L'Ukraine adopte un protocole national pour les opérations ferroviaires en fonction du niveau de menace aérienne
Le gouvernement ukrainien a approuvé de nouvelles règles encadrant le fonctionnement des chemins de fer et des gares selon le niveau d'alerte aérienne. Annoncées le 17 septembre par le Premier ministre Serhiy Koretsky, elles suspendront l'embarquement et les départs des trains en alerte rouge afin que les passagers puissent se rendre aux abris. Plusieurs ministères, Ukrzaliznytsia et les administrations régionales sont chargés de leur mise en œuvre.
L'essentiel
- Annonce du 17 septembre par le Premier ministre Serhiy Koretsky via Telegram.
- En alerte jaune : les trains circulent normalement et l'embarquement se poursuit.
- En alerte rouge : embarquement et départs suspendus pour permettre aux passagers de gagner les abris.
- Ukrzaliznytsia peut restreindre les circulations et disperser le matériel roulant et les voyageurs pour éviter les attroupements.
- Les régions doivent coordonner les horaires des transports urbains avec ceux des trains, y compris la nuit, et accélérer l'installation d'abris mobiles.
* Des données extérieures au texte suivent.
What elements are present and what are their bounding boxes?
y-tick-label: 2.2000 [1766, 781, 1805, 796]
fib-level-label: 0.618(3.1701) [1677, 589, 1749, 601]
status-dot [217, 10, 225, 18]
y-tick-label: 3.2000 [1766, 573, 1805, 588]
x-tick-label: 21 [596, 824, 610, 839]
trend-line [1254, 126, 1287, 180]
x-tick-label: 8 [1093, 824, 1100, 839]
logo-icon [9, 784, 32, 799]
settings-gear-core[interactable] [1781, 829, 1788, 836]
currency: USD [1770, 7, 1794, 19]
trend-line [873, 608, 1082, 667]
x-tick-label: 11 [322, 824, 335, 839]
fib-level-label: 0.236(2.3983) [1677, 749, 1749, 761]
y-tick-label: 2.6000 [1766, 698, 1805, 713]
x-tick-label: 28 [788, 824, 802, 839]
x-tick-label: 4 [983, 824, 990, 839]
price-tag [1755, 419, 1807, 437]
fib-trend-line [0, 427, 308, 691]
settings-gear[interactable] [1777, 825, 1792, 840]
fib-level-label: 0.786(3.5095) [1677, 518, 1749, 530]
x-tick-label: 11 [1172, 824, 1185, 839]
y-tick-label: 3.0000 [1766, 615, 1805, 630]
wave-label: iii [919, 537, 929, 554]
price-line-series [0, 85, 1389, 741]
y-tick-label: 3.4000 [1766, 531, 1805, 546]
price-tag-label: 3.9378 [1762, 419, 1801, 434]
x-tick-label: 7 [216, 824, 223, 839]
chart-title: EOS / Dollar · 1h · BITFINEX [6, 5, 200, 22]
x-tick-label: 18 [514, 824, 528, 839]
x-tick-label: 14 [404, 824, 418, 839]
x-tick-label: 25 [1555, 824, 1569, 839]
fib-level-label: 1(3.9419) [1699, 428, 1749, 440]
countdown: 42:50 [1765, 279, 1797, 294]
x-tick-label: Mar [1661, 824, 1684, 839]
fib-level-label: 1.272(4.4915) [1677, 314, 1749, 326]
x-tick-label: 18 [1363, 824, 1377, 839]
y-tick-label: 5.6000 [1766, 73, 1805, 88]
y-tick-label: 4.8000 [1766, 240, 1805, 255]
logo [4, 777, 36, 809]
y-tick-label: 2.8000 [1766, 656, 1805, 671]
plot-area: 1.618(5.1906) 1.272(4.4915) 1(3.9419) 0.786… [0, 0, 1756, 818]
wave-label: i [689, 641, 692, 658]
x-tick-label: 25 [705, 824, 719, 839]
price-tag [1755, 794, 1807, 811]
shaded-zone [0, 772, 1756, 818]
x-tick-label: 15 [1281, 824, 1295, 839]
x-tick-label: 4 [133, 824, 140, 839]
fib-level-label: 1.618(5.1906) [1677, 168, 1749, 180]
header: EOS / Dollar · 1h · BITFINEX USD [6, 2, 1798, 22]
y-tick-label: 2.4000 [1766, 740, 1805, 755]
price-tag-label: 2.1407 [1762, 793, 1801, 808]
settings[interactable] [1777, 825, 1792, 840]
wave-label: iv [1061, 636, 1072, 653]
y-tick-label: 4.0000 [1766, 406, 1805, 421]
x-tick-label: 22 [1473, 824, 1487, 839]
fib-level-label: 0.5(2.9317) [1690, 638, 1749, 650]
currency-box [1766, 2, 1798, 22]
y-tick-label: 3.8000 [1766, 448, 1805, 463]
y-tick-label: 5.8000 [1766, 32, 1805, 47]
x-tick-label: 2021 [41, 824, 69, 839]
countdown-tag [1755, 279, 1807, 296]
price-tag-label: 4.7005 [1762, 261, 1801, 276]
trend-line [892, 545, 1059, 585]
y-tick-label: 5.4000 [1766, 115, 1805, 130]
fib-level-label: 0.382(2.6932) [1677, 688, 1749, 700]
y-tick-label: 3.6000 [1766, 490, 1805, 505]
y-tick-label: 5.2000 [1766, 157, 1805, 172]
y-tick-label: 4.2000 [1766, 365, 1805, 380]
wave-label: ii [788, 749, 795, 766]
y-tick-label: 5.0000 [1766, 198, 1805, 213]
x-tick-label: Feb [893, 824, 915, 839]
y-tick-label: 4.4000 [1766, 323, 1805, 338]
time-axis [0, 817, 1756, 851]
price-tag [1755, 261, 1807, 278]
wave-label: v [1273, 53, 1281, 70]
- Le 13 septembre, un drone russe a frappé la locomotive d'un train de passagers dans l'oblast de Volhynie, à environ deux kilomètres de la frontière polonaise.
Pourquoi c’est important
Cette décision instaure pour la première fois un protocole national fondé sur le niveau d'alerte aérienne pour un réseau de transport essentiel en cas d'évacuation. En alerte rouge, la priorité donnée aux abris plutôt qu'au maintien du service formalise la protection des passagers comme impératif opérationnel. Elle mobilise Ukrzaliznytsia, les administrations régionales, le ministère de l'Intérieur, la police nationale et le Service d'État des situations d'urgence (ДСНС) pour une action conjointe en matière d'abris, de coordination des horaires et de sécurité, en réponse aux récentes frappes russes sur le réseau ferroviaire.
Ce qui s’est passé
Le 17 septembre, le gouvernement ukrainien a approuvé de nouvelles règles déterminant le fonctionnement des chemins de fer et des gares en fonction du niveau de menace aérienne, annoncées par le Premier ministre Serhiy Koretsky sur Telegram. Sous alerte jaune, les trains continuent de circuler selon l'horaire prévu et l'embarquement des passagers se déroule normalement. Sous alerte rouge, l'embarquement et les départs de trains sont suspendus afin que les passagers puissent rejoindre les abris. Ukrzaliznytsia est autorisée à restreindre les circulations et à disperser le matériel roulant et les voyageurs pour éviter les attroupements, selon la situation sur le terrain. La compagnie, avec les administrations militaires régionales et les communautés, doit élargir l'accès aux abris dans les gares et aux points d'arrêt, et mettre en place une réception automatique des informations sur les niveaux de menace pour accélérer la prise de décision. Le ministère de l'Infrastructure et le Service d'État des situations d'urgence (ДСНС) ont reçu des instructions correspondantes. Le ministère de l'Intérieur et la Police nationale renforceront la sécurité des gares et accompagneront les évacuations. Les régions doivent adapter les horaires des transports publics aux mouvements des trains, en particulier la nuit, et accélérer l'installation d'abris mobiles dans les gares.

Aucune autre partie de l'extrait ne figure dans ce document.